Seeing Patterns That Connect

A couple of days ago Chrissa Merron called from the OD Network to talk about the fireside chat that I and five other award winners would have at the upcoming Organization Development Network Conference in Baltimore. “I’m interested in topics and themes that might be interesting to discuss,” she said. The question challenged me. What do I think is the most important thing to be thinking about as a profession?

What jumped to mind immediately were the deep roots the ODN has in systems thinking and looking at organizations as organic, alive entities. I then mused on why the network would give The Grove the Members Award for contribution to the field. What does visualization have to do with OD? A lot, I thought.

I ended up free associating with Chrissa about the way in which our particular time is challenged more than ever to move to a systems level understanding of phenomena, and how impossible this is without display making, prototyping, and visualizing. It’s why Peter Senge puts’ mental models and systems thinking as two of the five essential components of a learning organization in his work, The Fifth Discipline, and teaches causal loop diagramming as a key skill in the Fifth Discipline Fieldbook. It’s why Al Gore’s documentary got an academy award and few global warming articles get published without a map. It’s why 80% of the advances in complexity science have been made using computer visualization, to literally “look” at dynamic phenomena that remain unpredictable in detail, but exhibiting patterns of order when studied visually.

“The challenge of being a consultant to contemporary organizations is knowing where the boundaries are,” I found myself saying. “Can we really think about organizations within the bounding box of the traditional employee, when 40% or more of most organizations are contractors, and customers are being invited into the product and content creation business in every expanding networks of interaction?”

There is little question in my mind that the emerging mental models associated with living systems theory and ecology are more inclusive and sophisticated than the old engineering models from the age of industrialization, but at the same time that these are emerging, the world is shifting demographically to cities with few and fewer youth having primary experiences with nature. What will be the basis of this new work force understanding ecological metaphors?

At The Grove we know that something magic happens when people get out the markers and start drawing and visualizing on paper. The analogical, messy, unfolding nature of the work is exactly the kind of stimulation needed to think around corners and take leaps in the imagination. Doing it collectively softly and persistently brings people to a deeper group understanding of the patterns than connect.
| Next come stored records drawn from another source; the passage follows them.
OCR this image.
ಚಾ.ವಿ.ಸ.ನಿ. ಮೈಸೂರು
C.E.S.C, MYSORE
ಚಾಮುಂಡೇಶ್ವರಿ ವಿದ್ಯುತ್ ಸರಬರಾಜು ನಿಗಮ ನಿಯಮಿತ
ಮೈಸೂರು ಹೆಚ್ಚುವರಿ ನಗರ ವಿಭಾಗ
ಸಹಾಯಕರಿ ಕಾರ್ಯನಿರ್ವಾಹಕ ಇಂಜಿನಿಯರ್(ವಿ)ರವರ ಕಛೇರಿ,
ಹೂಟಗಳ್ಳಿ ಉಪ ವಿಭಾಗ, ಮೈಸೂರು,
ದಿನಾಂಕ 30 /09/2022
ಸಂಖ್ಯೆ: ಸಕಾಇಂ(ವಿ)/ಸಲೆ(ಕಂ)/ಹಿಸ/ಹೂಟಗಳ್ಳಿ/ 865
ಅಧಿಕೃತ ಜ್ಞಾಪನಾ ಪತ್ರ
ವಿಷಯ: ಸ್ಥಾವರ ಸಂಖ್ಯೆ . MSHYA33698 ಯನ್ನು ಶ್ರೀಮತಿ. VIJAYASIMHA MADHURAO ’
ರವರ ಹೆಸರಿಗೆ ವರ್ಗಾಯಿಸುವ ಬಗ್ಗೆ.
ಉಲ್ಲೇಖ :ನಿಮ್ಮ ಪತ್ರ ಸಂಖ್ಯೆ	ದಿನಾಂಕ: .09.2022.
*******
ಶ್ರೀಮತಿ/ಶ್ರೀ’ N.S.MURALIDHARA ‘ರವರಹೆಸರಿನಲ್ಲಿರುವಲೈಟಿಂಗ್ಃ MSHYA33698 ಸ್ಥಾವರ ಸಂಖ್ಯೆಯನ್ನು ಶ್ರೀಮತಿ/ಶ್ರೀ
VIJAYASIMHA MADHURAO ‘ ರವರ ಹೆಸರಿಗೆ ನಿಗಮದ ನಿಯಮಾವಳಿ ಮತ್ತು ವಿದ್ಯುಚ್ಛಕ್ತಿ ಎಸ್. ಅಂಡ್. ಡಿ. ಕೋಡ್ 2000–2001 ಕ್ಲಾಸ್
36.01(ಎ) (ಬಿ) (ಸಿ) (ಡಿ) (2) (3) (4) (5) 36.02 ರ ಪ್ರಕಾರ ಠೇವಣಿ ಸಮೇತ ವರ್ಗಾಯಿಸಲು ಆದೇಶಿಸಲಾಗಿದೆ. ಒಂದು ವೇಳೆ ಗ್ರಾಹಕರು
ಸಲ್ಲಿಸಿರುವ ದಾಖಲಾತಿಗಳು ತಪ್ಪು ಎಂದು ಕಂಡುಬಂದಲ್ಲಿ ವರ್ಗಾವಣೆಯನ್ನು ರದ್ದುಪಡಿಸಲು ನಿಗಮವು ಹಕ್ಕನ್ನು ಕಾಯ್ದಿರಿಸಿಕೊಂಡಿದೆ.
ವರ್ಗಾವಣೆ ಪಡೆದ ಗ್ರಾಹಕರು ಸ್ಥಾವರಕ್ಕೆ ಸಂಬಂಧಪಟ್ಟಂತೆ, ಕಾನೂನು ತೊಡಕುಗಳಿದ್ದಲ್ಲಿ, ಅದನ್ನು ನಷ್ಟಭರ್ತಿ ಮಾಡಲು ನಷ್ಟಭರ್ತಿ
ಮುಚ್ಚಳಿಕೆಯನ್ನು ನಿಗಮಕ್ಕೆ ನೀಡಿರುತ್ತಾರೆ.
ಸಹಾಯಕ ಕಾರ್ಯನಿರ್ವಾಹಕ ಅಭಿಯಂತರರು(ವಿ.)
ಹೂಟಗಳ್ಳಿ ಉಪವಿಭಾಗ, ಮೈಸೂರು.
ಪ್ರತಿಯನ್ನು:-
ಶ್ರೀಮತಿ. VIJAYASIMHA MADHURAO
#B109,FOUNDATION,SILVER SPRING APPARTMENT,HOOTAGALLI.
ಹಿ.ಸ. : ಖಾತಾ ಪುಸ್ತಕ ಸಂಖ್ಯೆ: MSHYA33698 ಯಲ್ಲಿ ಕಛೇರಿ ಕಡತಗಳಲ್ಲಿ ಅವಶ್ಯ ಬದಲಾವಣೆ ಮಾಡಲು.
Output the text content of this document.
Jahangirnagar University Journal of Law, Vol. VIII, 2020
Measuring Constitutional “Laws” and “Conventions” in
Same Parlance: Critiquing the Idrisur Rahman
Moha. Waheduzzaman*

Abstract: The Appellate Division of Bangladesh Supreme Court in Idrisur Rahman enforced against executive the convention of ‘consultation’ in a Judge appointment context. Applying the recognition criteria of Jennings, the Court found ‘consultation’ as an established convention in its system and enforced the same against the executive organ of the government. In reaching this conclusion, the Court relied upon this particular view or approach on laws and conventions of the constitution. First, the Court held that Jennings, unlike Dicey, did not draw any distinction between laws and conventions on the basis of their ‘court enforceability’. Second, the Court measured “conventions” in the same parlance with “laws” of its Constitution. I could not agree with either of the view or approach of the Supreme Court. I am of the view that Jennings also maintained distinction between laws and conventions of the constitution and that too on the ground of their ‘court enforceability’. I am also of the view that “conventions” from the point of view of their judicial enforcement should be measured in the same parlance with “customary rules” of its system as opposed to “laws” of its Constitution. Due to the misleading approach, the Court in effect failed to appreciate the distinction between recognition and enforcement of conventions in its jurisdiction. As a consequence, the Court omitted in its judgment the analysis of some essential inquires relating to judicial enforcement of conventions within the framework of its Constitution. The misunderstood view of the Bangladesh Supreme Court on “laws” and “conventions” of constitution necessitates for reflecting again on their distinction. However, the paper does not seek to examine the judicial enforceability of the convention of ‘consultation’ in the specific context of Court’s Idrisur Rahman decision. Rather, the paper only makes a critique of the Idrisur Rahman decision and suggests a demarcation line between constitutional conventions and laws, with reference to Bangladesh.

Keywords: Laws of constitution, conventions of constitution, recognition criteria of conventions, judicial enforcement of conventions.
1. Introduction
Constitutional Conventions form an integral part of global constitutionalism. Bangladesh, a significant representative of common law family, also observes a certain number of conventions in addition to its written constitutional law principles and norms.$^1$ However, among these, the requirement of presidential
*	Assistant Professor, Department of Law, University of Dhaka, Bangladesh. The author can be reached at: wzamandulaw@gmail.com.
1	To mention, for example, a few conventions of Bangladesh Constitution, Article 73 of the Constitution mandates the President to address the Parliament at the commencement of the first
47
While I know this from more than 30 years of professional work as a graphic facilitation and designer, in talking with Chrissa I couldn’t be sure that it will be enough to make a difference.

“We need to question some of the root values of the work we do as OD professionals if we are going to contribute to a real growth in collective ability to think systemically and act collaboratively. For all the creativity our work inspires, most of our clients are involving us graphically because they need alignment and discipline, and are struggling to create boundaries. There are so many information inputs today that fragmentation and drift are ever present.”

Environmentalists embrace systems thinking. But I still remember with a little chill the words of the chief of Region 9 for the Environmental Protection Agency back in the late 1970’s when I was leading a businessman’s problem trying to understand how the large San Francisco waste water bond issue that was passed at the time succeeded. It required the Regional Water Quality Board imposing a building ban on San Francisco to get it going. But we were told it was the EPA and the head of the state Resources Board, in the private breakfast near Sacramento, that forced the regional group to act. Sitting between two stacks of regulations, and two assistants that looked like they could have been on the line for the Green Bay Packers (the pre-eminent football team at the time), the director said. “Mark my words. If you are concerned about government control and challenges to civil right look to the environmental agencies. They are putting in place the mechanisms for control the likes of which we’ve never seen.”

This was well before 9/11, the Transportation Security Administration, 30-minute TV news, and a steady decline in reading and traditional forms of information. My point is that at the same time that systems awareness is possible with modern tools, interest in having a truly educated citizenry may be waning, and teaching children and adults how to problem solve and think systemically may be even harder still.

Is this something that OD consultants need to think about? I think so.